Adding public archive obfuscation is fine and dandy for new messages added to the archives but what about all the existing archived messages? Re-running Pipermail (i.e. bin/arch) to regenerate from scratch has two significant drawbacks. 1) Message url's can change, especially if you also fix broken From_ delimiters, and that in turn breaks bookmarks, 2) on large mboxes, you simply can't do bin/arch because of memory problems.
Someone needs to step up and "own" Pipermail if any of these problems are going to be fixed, or if the obfuscation is going to happen.
Remember that Pipermail itself is completely optional. An API is defined between Mailman and the archiver and that's all the interaction they have. Maybe the API needs to be more elaborate to support obfuscation. It definitely needs some changes if we ever want to add some of the features I'd like to add (but that's off-topic here).

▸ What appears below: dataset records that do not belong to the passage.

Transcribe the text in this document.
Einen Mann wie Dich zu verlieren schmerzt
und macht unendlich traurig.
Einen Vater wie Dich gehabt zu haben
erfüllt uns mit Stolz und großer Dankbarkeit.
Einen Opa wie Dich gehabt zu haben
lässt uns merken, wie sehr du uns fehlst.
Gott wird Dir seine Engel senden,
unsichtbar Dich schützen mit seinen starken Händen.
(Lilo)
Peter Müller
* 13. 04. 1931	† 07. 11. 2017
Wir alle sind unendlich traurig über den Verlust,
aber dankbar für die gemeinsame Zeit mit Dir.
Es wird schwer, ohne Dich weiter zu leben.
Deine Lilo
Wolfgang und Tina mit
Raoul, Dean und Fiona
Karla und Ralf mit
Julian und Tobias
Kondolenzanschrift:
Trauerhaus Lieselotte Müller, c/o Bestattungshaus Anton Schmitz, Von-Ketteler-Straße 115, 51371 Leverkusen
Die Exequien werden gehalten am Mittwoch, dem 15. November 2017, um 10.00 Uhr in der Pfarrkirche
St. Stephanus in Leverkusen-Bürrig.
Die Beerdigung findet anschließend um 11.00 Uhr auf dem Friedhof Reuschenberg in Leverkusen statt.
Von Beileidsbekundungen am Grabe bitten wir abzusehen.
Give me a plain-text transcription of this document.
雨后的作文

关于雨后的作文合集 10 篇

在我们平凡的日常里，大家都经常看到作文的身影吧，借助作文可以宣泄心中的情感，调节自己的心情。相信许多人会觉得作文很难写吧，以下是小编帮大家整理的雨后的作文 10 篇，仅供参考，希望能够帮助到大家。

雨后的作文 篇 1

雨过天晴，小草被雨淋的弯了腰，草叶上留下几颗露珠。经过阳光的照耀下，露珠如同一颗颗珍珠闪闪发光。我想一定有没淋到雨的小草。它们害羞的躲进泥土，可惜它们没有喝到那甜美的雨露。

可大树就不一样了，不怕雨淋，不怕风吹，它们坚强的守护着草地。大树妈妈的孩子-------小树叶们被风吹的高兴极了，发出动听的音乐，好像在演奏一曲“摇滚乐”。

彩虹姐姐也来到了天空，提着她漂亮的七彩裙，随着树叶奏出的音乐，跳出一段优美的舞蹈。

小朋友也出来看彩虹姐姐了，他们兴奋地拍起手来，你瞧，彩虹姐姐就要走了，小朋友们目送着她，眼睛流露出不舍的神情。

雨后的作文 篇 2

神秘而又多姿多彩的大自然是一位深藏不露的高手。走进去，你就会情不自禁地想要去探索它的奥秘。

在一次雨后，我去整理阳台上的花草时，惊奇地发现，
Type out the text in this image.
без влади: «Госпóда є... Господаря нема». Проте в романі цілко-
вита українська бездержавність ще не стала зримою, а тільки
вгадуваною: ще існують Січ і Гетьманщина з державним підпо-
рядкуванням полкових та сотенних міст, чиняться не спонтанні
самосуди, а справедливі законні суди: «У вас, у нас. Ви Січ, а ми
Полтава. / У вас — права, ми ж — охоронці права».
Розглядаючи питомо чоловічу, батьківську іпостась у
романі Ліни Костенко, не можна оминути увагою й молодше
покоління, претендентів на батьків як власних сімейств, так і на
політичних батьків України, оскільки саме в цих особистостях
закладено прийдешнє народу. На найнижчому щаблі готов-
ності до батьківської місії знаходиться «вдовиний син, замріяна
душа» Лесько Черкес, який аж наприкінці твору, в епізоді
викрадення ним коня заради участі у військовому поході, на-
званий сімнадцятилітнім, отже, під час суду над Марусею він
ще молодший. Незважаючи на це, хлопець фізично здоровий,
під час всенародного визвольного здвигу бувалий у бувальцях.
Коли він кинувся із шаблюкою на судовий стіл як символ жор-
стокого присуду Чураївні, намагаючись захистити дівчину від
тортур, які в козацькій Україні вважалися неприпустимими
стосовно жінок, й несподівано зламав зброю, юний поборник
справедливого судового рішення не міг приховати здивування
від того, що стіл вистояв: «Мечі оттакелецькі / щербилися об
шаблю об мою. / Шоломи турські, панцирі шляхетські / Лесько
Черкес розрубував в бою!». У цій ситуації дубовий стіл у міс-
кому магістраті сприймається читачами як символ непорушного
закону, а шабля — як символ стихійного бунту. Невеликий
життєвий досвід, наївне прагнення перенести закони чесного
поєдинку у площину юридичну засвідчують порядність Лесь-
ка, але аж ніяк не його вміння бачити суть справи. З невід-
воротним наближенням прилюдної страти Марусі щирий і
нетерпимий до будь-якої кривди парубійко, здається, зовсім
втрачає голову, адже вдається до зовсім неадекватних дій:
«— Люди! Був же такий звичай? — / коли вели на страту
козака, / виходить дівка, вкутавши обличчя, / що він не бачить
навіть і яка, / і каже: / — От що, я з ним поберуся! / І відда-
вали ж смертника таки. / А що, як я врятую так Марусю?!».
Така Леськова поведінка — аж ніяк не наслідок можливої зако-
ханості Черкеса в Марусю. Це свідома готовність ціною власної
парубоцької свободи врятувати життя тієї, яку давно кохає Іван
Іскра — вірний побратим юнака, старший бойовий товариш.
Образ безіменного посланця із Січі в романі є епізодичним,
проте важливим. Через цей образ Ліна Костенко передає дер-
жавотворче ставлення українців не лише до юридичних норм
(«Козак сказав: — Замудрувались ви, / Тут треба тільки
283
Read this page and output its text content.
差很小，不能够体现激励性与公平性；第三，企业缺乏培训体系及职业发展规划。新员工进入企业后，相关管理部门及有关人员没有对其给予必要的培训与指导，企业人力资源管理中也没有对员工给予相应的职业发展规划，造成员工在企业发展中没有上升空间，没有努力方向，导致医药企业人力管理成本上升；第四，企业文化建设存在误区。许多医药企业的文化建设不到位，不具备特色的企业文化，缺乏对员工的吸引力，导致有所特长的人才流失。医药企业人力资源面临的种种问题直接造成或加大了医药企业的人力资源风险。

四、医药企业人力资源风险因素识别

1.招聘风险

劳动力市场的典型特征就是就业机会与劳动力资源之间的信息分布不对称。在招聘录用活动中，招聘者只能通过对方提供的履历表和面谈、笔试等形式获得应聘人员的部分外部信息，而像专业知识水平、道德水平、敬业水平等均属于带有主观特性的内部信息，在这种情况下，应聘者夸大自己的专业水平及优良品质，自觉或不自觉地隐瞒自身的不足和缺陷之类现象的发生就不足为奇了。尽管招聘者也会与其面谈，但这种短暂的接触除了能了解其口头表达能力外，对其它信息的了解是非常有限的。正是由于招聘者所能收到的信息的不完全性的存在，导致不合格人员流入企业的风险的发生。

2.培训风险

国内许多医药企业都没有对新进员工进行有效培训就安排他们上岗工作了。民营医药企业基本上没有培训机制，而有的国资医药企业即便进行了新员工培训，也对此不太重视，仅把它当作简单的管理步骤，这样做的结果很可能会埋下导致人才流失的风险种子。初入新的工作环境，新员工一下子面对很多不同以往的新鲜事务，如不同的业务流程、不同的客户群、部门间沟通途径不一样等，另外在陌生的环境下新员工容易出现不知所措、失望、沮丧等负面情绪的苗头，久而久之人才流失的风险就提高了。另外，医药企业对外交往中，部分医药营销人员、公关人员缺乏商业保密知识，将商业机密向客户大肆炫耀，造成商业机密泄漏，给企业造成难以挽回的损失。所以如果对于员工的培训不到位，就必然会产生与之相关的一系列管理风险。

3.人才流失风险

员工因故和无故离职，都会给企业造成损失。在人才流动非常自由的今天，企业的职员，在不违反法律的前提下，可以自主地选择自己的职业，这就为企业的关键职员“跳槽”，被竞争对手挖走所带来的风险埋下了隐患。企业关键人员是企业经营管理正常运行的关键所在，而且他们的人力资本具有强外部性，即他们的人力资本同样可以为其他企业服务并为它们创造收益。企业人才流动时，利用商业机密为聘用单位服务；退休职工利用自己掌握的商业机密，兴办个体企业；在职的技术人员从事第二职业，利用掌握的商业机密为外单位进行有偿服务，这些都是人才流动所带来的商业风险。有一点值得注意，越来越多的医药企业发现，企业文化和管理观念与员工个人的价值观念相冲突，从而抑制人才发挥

I'll note that one of the early design decisions for Pipermail was that public archives should be vended directly from the file system for performance reasons. That decision may not be appropriate for today's operations. Certainly maintaining two static versions of the pages isn't feasible, so I think you have to vend one or the other (probably the obfuscated version) from a cgi.
Anybody who's really interested in archiving (I'm not) should take a look at Zest and think about contributing to it, so that it does stuff like this correctly from the start. I really like the Zest interface and think it ought to at least be a bundled alternative to Pipermail, some day.
Nobody's even mentioned #5, which are available publically via the "Visit Subscriber List" button, or the email command "who" to the -request address. If I were a spam harvester, I wouldn't even bother with scanning the archives if either of these were publically enabled. When you turn them off, especially the former, just remember that you've now made it much harder for Joe User to unsubscribe themselves. Catch 22.